Leftover Duck Stir Fry
Total Time: 15 mins
Preparation Time: 5 mins
Cook Time: 10 mins
Ingredients
- Servings: 2
- 1 tablespoon peanut oil
- 5 medium mushrooms (sliced thinly)
- 350 g duck (in small pieces)
- 1 garlic clove (chopped)
- 1 teaspoon fresh gingerroot (chopped)
- 1 chile (deseeded and chopped)
- 3 spring onions (chopped finely)
- 100 g sweetcorn (use baby sweetcorn, cut into chunks)
- 100 g mange-touts peas (whole or in chunks)
- 1 tablespoon soy sauce
- 1 tablespoon rice wine (chinese cooking wine)

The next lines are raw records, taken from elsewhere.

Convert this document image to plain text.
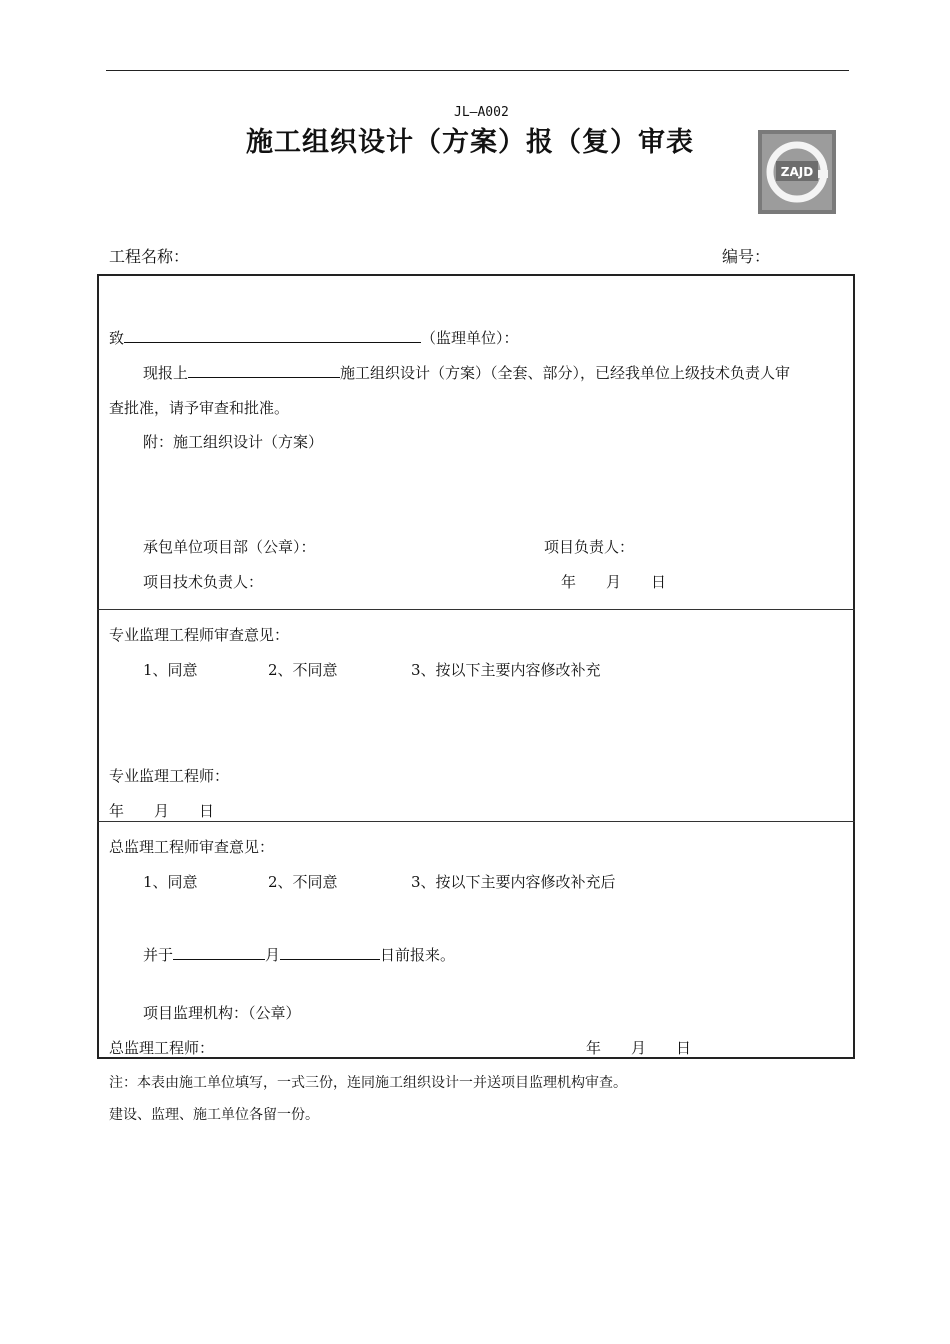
JL—A002
施工组织设计（方案）报（复）审表
ZAJD
工程名称：	编号：
致	（监理单位）：
现报上	施工组织设计（方案）（全套、部分），已经我单位上级技术负责人审
查批准，请予审查和批准。
附：施工组织设计（方案）
承包单位项目部（公章）：	项目负责人：
项目技术负责人：	年　　月　　日
专业监理工程师审查意见：
1、同意	2、不同意	3、按以下主要内容修改补充
专业监理工程师：
年　　月　　日
总监理工程师审查意见：
1、同意	2、不同意	3、按以下主要内容修改补充后
并于	月	日前报来。
项目监理机构：（公章）
总监理工程师：	年　　月　　日
注：本表由施工单位填写，一式三份，连同施工组织设计一并送项目监理机构审查。
建设、监理、施工单位各留一份。
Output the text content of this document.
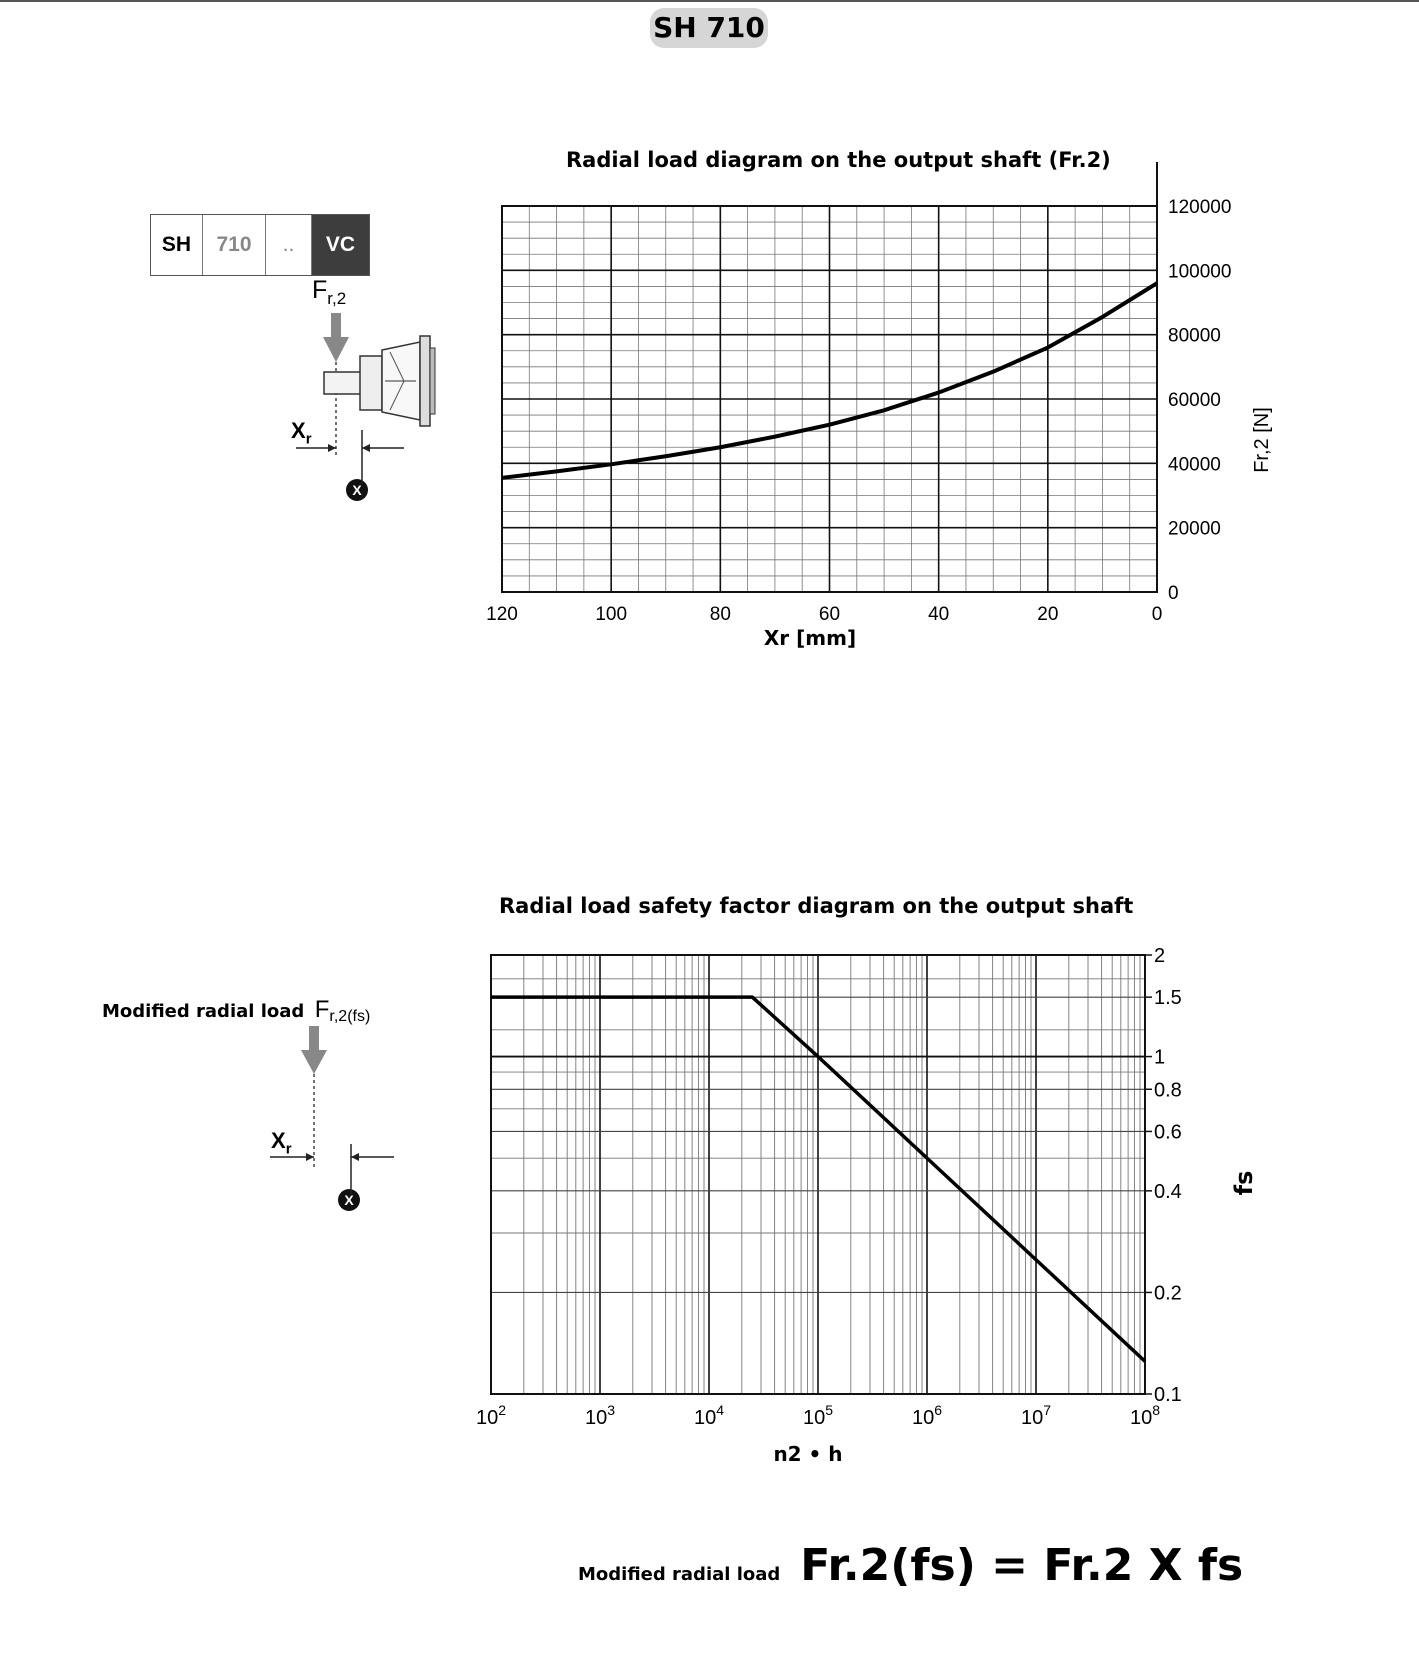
SH 710
SH	710	..	VC
$F_{r,2}$
$X_r$
X
Modified radial load $F_{r,2(fs)}$
$X_r$
X
Radial load diagram on the output shaft (Fr.2)
Radial load safety factor diagram on the output shaft
0
20000
40000
60000
80000
100000
120000
120	100	80	60	40	20	0
Xr [mm]
Fr,2 [N]
0.1
0.2
0.4
0.6
0.8
1
1.5
2
$10^2$	$10^3$	$10^4$	$10^5$	$10^6$	$10^7$	$10^8$
n2 • h
fs
Modified radial load Fr.2(fs) = Fr.2 X fs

- 1 1/2 tablespoons hoisin sauce
- 35 g unsalted cashews
Recipe
- 1 heat a large wok and add oil.
- 2 add mushrooms, cook for 3 minutes until they start to soften and brown.
- 3 add duck, cook for 1 minute.
- 4 add garlic, ginger, and chilie, stir well, cook for a further 2 minutes.
- 5 add sweetcorn, mange tout, cook for 2 minutes.
- 6 add soy sauce, cooking wine, and hoisin sauce. cook for a few minutes until thickened and heated through.
- 7 add cashews, stir well to heat through.
- 8 serve with boiled or egg fried basmati rice.